Изменить стиль страницы

2 февраля. Была на комиссовке. Казачинск набит ссыльными, их как тараканов на печи, и мечутся в поисках жилья и работы. Хватают любую. Нет, не хочу жить в Казачинске. Врачи тоже ссыльные. Они, конечно, прекрасно понимали, что мне нужна справка, чтобы освободиться от принудительной работы в колхозе, и сделали все возможное. Написали: дистрофия, ослабление сердечной деятельности, эмфизема легких. Толстый старик хирург Юрий Соломонович, не участвовавший в комиссовке, позвал меня к себе в гости. Он сам из Киева, отбыл срок в лагерях и попал, как и все мы, «навечно» в Казачинский район. Но здесь сравнительно неплохо устроился — работает по специальности, нашел новую жену, получили они двухкомнатную квартиру, колодец близко, есть электричество, почти по-городскому живут. Очень гостеприимны. Меня усиленно потчевали. Провожая, он сказал:

— Комиссовка комиссовкой, но о здоровье-то вам надлежит серьезно подумать: состояние очень неважное.

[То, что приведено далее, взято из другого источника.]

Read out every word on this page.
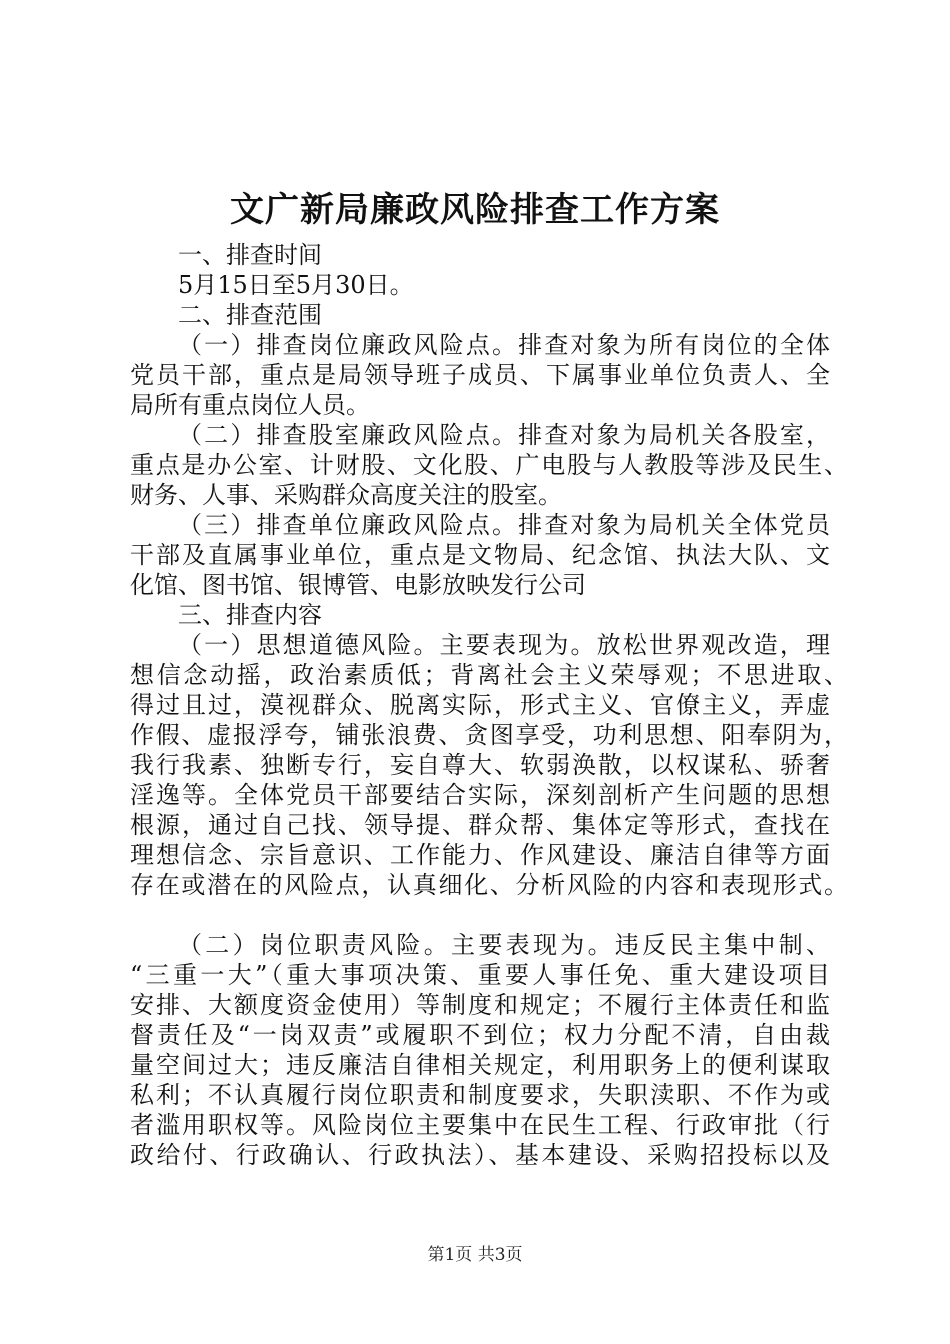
文广新局廉政风险排查工作方案
一、排查时间
5月15日至5月30日。
二、排查范围
（一）排查岗位廉政风险点。排查对象为所有岗位的全体
党员干部，重点是局领导班子成员、下属事业单位负责人、全
局所有重点岗位人员。
（二）排查股室廉政风险点。排查对象为局机关各股室，
重点是办公室、计财股、文化股、广电股与人教股等涉及民生、
财务、人事、采购群众高度关注的股室。
（三）排查单位廉政风险点。排查对象为局机关全体党员
干部及直属事业单位，重点是文物局、纪念馆、执法大队、文
化馆、图书馆、银博管、电影放映发行公司
三、排查内容
（一）思想道德风险。主要表现为。放松世界观改造，理
想信念动摇，政治素质低；背离社会主义荣辱观；不思进取、
得过且过，漠视群众、脱离实际，形式主义、官僚主义，弄虚
作假、虚报浮夸，铺张浪费、贪图享受，功利思想、阳奉阴为，
我行我素、独断专行，妄自尊大、软弱涣散，以权谋私、骄奢
淫逸等。全体党员干部要结合实际，深刻剖析产生问题的思想
根源，通过自己找、领导提、群众帮、集体定等形式，查找在
理想信念、宗旨意识、工作能力、作风建设、廉洁自律等方面
存在或潜在的风险点，认真细化、分析风险的内容和表现形式。
（二）岗位职责风险。主要表现为。违反民主集中制、
“三重一大”（重大事项决策、重要人事任免、重大建设项目
安排、大额度资金使用）等制度和规定；不履行主体责任和监
督责任及“一岗双责”或履职不到位；权力分配不清，自由裁
量空间过大；违反廉洁自律相关规定，利用职务上的便利谋取
私利；不认真履行岗位职责和制度要求，失职渎职、不作为或
者滥用职权等。风险岗位主要集中在民生工程、行政审批（行
政给付、行政确认、行政执法）、基本建设、采购招投标以及
第1页 共3页
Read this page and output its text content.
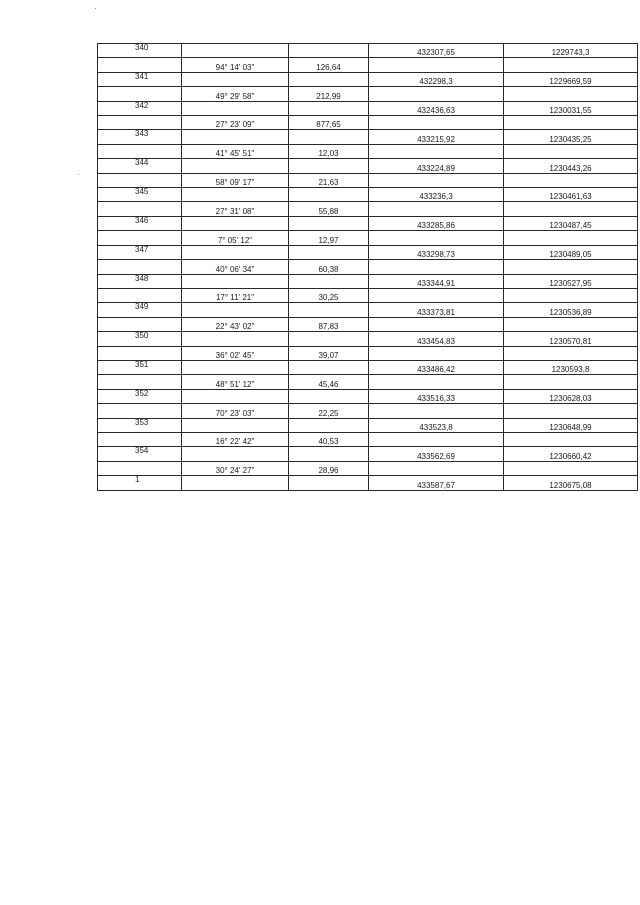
340			432307,65	1229743,3
	94° 14' 03"	126,64		
341			432298,3	1229669,59
	49° 29' 58"	212,99		
342			432436,63	1230031,55
	27° 23' 09"	877,65		
343			433215,92	1230435,25
	41° 45' 51"	12,03		
344			433224,89	1230443,26
	58° 09' 17"	21,63		
345			433236,3	1230461,63
	27° 31' 08"	55,88		
346			433285,86	1230487,45
	7° 05' 12"	12,97		
347			433298,73	1230489,05
	40° 06' 34"	60,38		
348			433344,91	1230527,95
	17° 11' 21"	30,25		
349			433373,81	1230536,89
	22° 43' 02"	87,83		
350			433454,83	1230570,81
	36° 02' 45"	39,07		
351			433486,42	1230593,8
	48° 51' 12"	45,46		
352			433516,33	1230628,03
	70° 23' 03"	22,25		
353			433523,8	1230648,99
	16° 22' 42"	40,53		
354			433562,69	1230660,42
	30° 24' 27"	28,96		
1			433587,67	1230675,08
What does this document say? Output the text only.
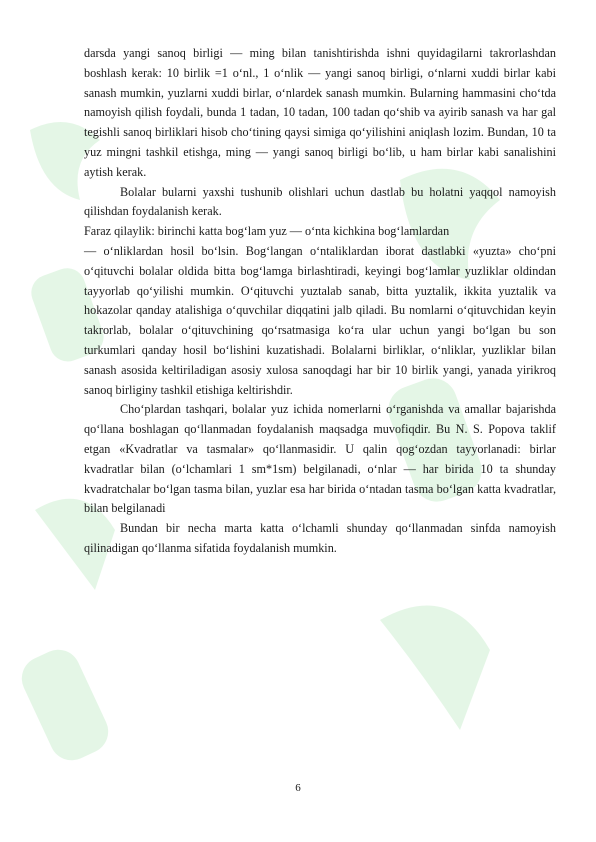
darsda yangi sanoq birligi — ming bilan tanishtirishda ishni quyidagilarni takrorlashdan boshlash kerak: 10 birlik =1 o‘nl., 1 o‘nlik — yangi sanoq birligi, o‘nlarni xuddi birlar kabi sanash mumkin, yuzlarni xuddi birlar, o‘nlardek sanash mumkin. Bularning hammasini cho‘tda namoyish qilish foydali, bunda 1 tadan, 10 tadan, 100 tadan qo‘shib va ayirib sanash va har gal tegishli sanoq birliklari hisob cho‘tining qaysi simiga qo‘yilishini aniqlash lozim. Bundan, 10 ta yuz mingni tashkil etishga, ming — yangi sanoq birligi bo‘lib, u ham birlar kabi sanalishini aytish kerak.

Bolalar bularni yaxshi tushunib olishlari uchun dastlab bu holatni yaqqol namoyish qilishdan foydalanish kerak.

Faraz qilaylik: birinchi katta bog‘lam yuz — o‘nta kichkina bog‘lamlardan

— o‘nliklardan hosil bo‘lsin. Bog‘langan o‘ntaliklardan iborat dastlabki «yuzta» cho‘pni o‘qituvchi bolalar oldida bitta bog‘lamga birlashtiradi, keyingi bog‘lamlar yuzliklar oldindan tayyorlab qo‘yilishi mumkin. O‘qituvchi yuztalab sanab, bitta yuztalik, ikkita yuztalik va hokazolar qanday atalishiga o‘quvchilar diqqatini jalb qiladi. Bu nomlarni o‘qituvchidan keyin takrorlab, bolalar o‘qituvchining qo‘rsatmasiga ko‘ra ular uchun yangi bo‘lgan bu son turkumlari qanday hosil bo‘lishini kuzatishadi. Bolalarni birliklar, o‘nliklar, yuzliklar bilan sanash asosida keltiriladigan asosiy xulosa sanoqdagi har bir 10 birlik yangi, yanada yirikroq sanoq birliginy tashkil etishiga keltirishdir.

Cho‘plardan tashqari, bolalar yuz ichida nomerlarni o‘rganishda va amallar bajarishda qo‘llana boshlagan qo‘llanmadan foydalanish maqsadga muvofiqdir. Bu N. S. Popova taklif etgan «Kvadratlar va tasmalar» qo‘llanmasidir. U qalin qog‘ozdan tayyorlanadi: birlar kvadratlar bilan (o‘lchamlari 1 sm*1sm) belgilanadi, o‘nlar — har birida 10 ta shunday kvadratchalar bo‘lgan tasma bilan, yuzlar esa har birida o‘ntadan tasma bo‘lgan katta kvadratlar, bilan belgilanadi

Bundan bir necha marta katta o‘lchamli shunday qo‘llanmadan sinfda namoyish qilinadigan qo‘llanma sifatida foydalanish mumkin.

6
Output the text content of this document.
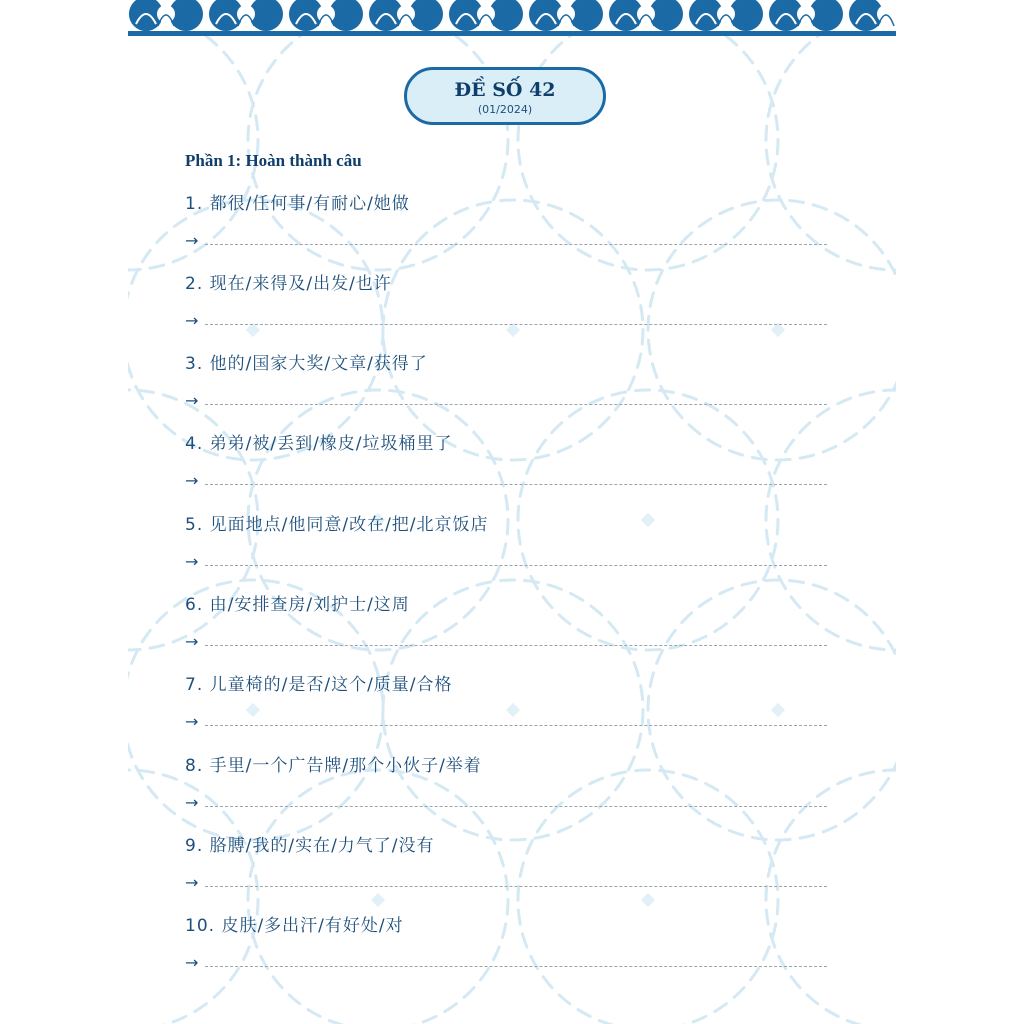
ĐỀ SỐ 42
(01/2024)
Phần 1: Hoàn thành câu
1. 都很/任何事/有耐心/她做
→
2. 现在/来得及/出发/也许
→
3. 他的/国家大奖/文章/获得了
→
4. 弟弟/被/丢到/橡皮/垃圾桶里了
→
5. 见面地点/他同意/改在/把/北京饭店
→
6. 由/安排查房/刘护士/这周
→
7. 儿童椅的/是否/这个/质量/合格
→
8. 手里/一个广告牌/那个小伙子/举着
→
9. 胳膊/我的/实在/力气了/没有
→
10. 皮肤/多出汗/有好处/对
→
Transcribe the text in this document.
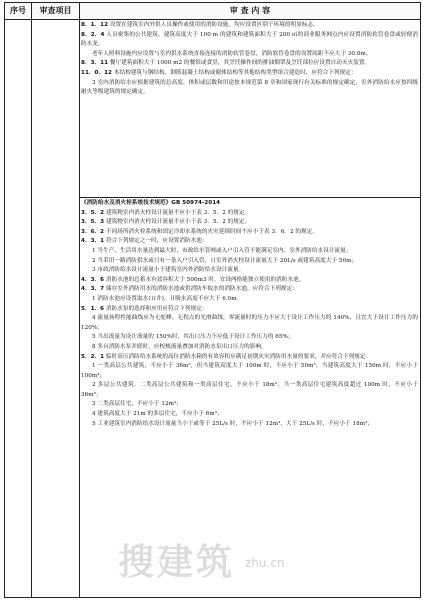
序号	审查项目	审 查 内 容

8．1．12 设置在建筑室内外供人员操作或使用的消防设施，均应设置区别于环境的明显标志。

8．2．4 人员密集的公共建筑、建筑高度大于 100 m 的建筑和建筑面积大于 200 ㎡的商业服务网点内应设置消防软管卷盘或轻便消防水龙。

老年人照料设施内应设置与室内供水系统直接连接的消防软管卷盘，消防软管卷盘的设置间距不应大于 30.0m。

8．3．11 餐厅建筑面积大于 1000 m2 的餐馆或食堂，其烹饪操作间的排油烟罩及烹饪部位应设置自动灭火装置。

11．0．12 木结构建筑与钢结构、钢筋混凝土结构或砌体结构等其他结构类型组合建造时，应符合下列规定：

3 室内消防给水应根据建筑的总高度、体积或层数和用途按本规范第 8 章和国家现行有关标准的规定确定，室外消防给水应按四级耐火等级建筑的规定确定。

《消防给水及消火栓系统技术规范》GB 50974-2014

3．5．2 建筑物室内消火栓设计流量不应小于表 3．5．2 的规定。

3．5．3 建筑物室内消火栓设计流量不应小于表 3．5．2 的规定。

3．6．2 不同场所消火栓系统和固定冷却水系统的火灾延续时间不应小于表 3．6．2 的规定。

4．3．1 符合下列规定之一时，应设置消防水池：

1 当生产、生活用水量达到最大时，市政给水管网或入户引入管不能满足室内、室外消防给水设计流量；

2 当采用一路消防供水或只有一条入户引入管，且室外消火栓设计流量大于 20L/s 或建筑高度大于 50m；

3 市政消防给水设计流量小于建筑室内外消防给水设计流量。

4．3．6 消防水池的总蓄水有效容积大于 500m3 时，宜设两格能独立使用的消防水池。

4．3．7 储存室外消防用水的消防水池或供消防车取水的消防水池，应符合下列规定：

1 消防水池应设置取水口(井)，且吸水高度不应大于 6.0m。

5．1．6 消防水泵的选择和应用应符合下列规定：

4 流量扬程性能曲线应为无驼峰、无拐点的光滑曲线，零流量时的压力不应大于设计工作压力的 140%，且宜大于设计工作压力的 120%；

5 当出流量为设计流量的 150%时，其出口压力不应低于设计工作压力的 65%；

8 多台消防水泵并联时，应校核流量叠加对消防水泵出口压力的影响。

5．2．1 临时高压消防给水系统的高位消防水箱的有效容积应满足初期火灾消防用水量的要求，并应符合下列规定：

1 一类高层公共建筑，不应小于 36m³，但当建筑高度大于 100m 时，不应小于 50m³，当建筑高度大于 150m 时，不应小于 100m³；

2 多层公共建筑、二类高层公共建筑和一类高层住宅，不应小于 18m³，当一类高层住宅建筑高度超过 100m 时，不应小于 36m³；

3 二类高层住宅，不应小于 12m³；

4 建筑高度大于 21m 的多层住宅，不应小于 6m³；

5 工业建筑室内消防给水设计流量当小于或等于 25L/s 时，不应小于 12m³，大于 25L/s 时，不应小于 18m³；

搜建筑 zhu.cn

Я, правда, иногда чувствую такую слабость, что с трудом могу поднять ведро воды.

* * *

В начале февраля была назначена регистрация ссыльных у коменданта. Нам дали расписаться в том, что мы оставлены здесь «на вечное поселение» и обязаны ежемесячно являться на регистрацию. На некоторых эта бумага произвела подавляющее впечатление, но большинство приняли равнодушно — зеки привыкли не верить в «вечность» постановлений и не думать о будущем, абы устроить жизнь в настоящем.

Комендант принимал по очереди. В канцелярии сидели ожидающие. Группа мужчин на лавках рассматривала желтолицего человека. Японец? Самый настоящий интеллигентный японец? Откуда он тут взялся? Он заговорил со мной по-английски. Английского я не знаю. Отвечала по-французски. Французского он не знает. Сошлись на немецком. Он знал его плохо, но немножко знал. И говорить не могли — кругом толпа и галдеж. Больше смотрели. Внимательные, скорбные глаза японца. Создалось понимание без слов.

10 февраля. Ни писем, ни книг, ни ответа от Ликина, выслал ли «Котомку». Галя прислала письмо: «Отдыхай, поправляйся, деньги смогу высылать без затруднений». Она добрая девочка, но от этого не легче.

Мыслей много, а делать ничего не могу. Как писать, если все написанное погибло? Да и на чем писать? Бумаги здесь не достать. Вышлют ли в посылке? Вряд ли написанное будет нужно кому-нибудь, дойдет до кого-нибудь. Но упрямый бес, владеющий мною, требует: пиши!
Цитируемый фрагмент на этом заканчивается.